From technical point of view, color remapping is really easy to implement. But the most obvious solution, use of volume texture to simply remap colors, will suffer from banding issues until resolution of this volume will be close to 8 bit precision (like 256x256x256). This is prohibitively costly in terms of memory and performance of texture cache as we need to touch every screen pixel.

Fortunately, this can be easily solved by using signed addition instead of remap. So to transform Red (1,0,0) to Green (0,1,0) we need to use value of (-1,1,0). In this way we can use volume texture with size like 16x16x16 without any banding artifacts. Let's call this color correction matrix.

But technical solution is not enough. We need artist-friendly way of controlling this. After some consideration and communicating with artists I've choose the following solution. Artist creates some arbitrary number of screenshots of the level or area he wants to use color correction on. Then he uses any color correction tool of his choice (we've used Photoshop for prototyping) to produce derived color corrected versions of above screenshots.

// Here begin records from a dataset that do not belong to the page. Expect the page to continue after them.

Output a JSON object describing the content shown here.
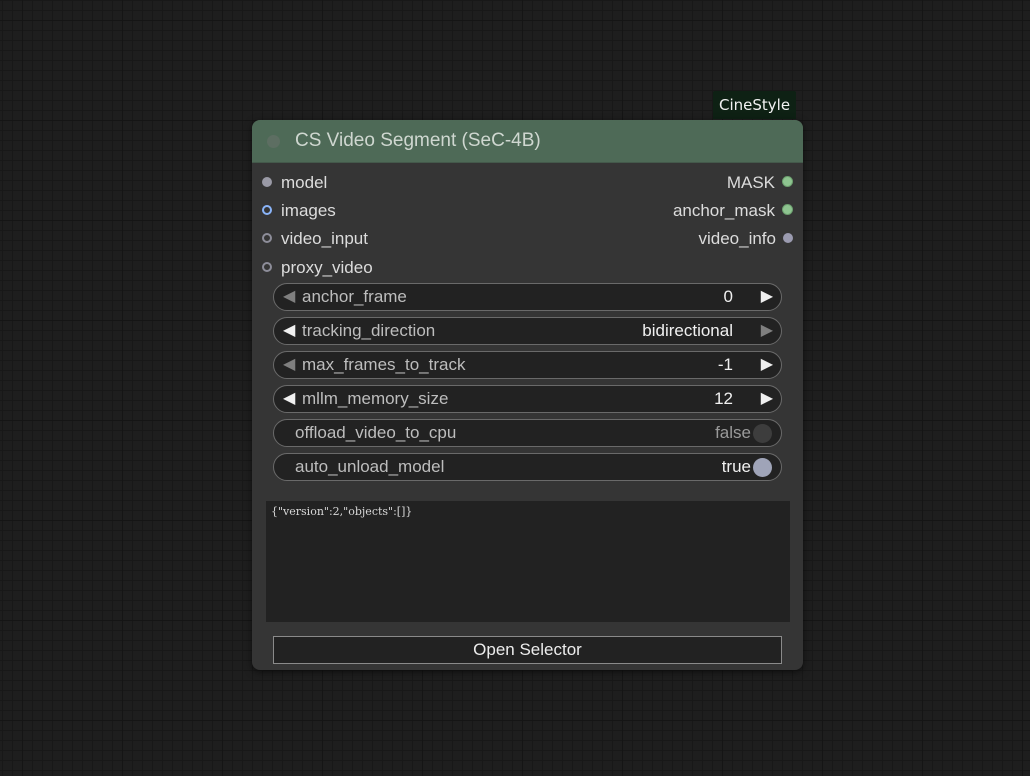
{
  "badge": "CineStyle",
  "node": {
    "title": "CS Video Segment (SeC-4B)",
    "inputs": [
      "model",
      "images",
      "video_input",
      "proxy_video"
    ],
    "outputs": [
      "MASK",
      "anchor_mask",
      "video_info"
    ],
    "widgets": {
      "anchor_frame": {
        "label": "anchor_frame",
        "value": "0"
      },
      "tracking_direction": {
        "label": "tracking_direction",
        "value": "bidirectional"
      },
      "max_frames_to_track": {
        "label": "max_frames_to_track",
        "value": "-1"
      },
      "mllm_memory_size": {
        "label": "mllm_memory_size",
        "value": "12"
      },
      "offload_video_to_cpu": {
        "label": "offload_video_to_cpu",
        "value": "false"
      },
      "auto_unload_model": {
        "label": "auto_unload_model",
        "value": "true"
      }
    },
    "textarea_value": "{\"version\":2,\"objects\":[]}",
    "button_label": "Open Selector"
  },
  "colors": {
    "title_bar": "#4e6a57",
    "node_body": "#353535",
    "output_green": "#8ec490",
    "input_blue": "#8ab4f8"
  },
  "icons": {
    "decrement": "triangle-left-icon",
    "increment": "triangle-right-icon"
  }
}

In this way we are not restricting him anyhow.

After creating two sets of screenshots artist feeds them into the engine tool that builds color correction matrix from them. Processor just incrementally saves difference of colors to some table and compress it into correction matrix after all images being processed. Afterward we can add some effects to this matrix.

Implementation note: remember that you need to correct image before HDR!

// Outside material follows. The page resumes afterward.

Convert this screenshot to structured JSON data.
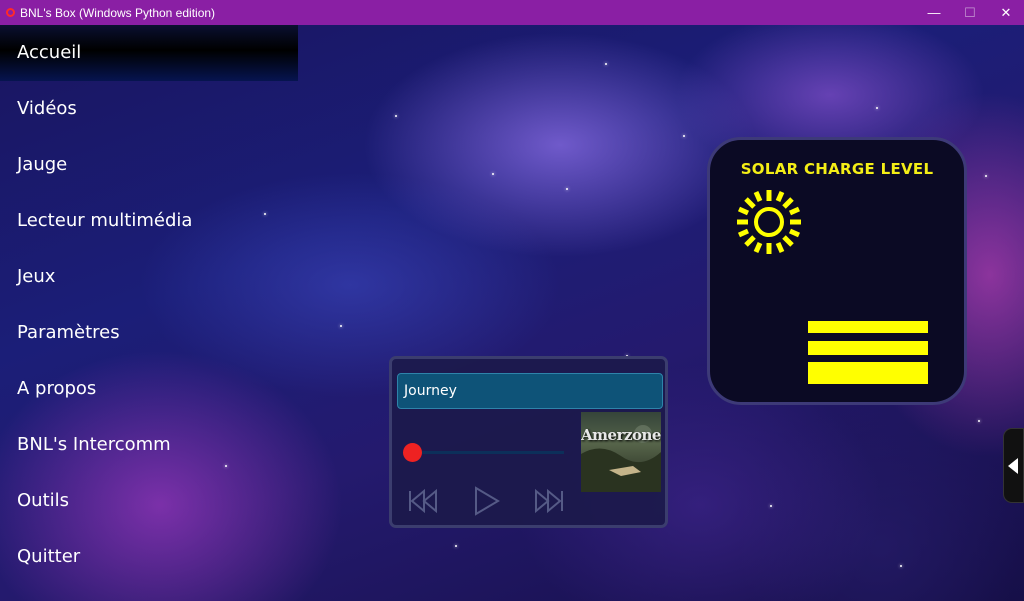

Shader code for applying correction is trivial:

float4 source = tex2Dlod(samplerSource, uv);
float4 corr = tex3Dlod(samplerColorCorrection, float4(source.xyz, 0));
return source + (corr * 2.0f - 1.0f); // if you use unsigned format

This might look like this in reality:

There is some obvious difference between corrected image and generated by run time. Major source of this is 16x16x16 correction matrix. HDR contributes by adjusting luminosity as well. But it looks not that bad in real situations.

You might notice unknown parameter "Color shift". It used for shifting dark colors below threshold to some arbitrary color. In this way you can make shadows blueish for example. I've seen this in CryTek sometime ago and I don't know who should be credited for this idea. Perhaps CryTek guys. ;)

It's pretty much everything. The only valuable addition to this method might be engine ability to place zones (volumes) with arbitrary color correction on level for special effects and fake global illumination. Use your imagination.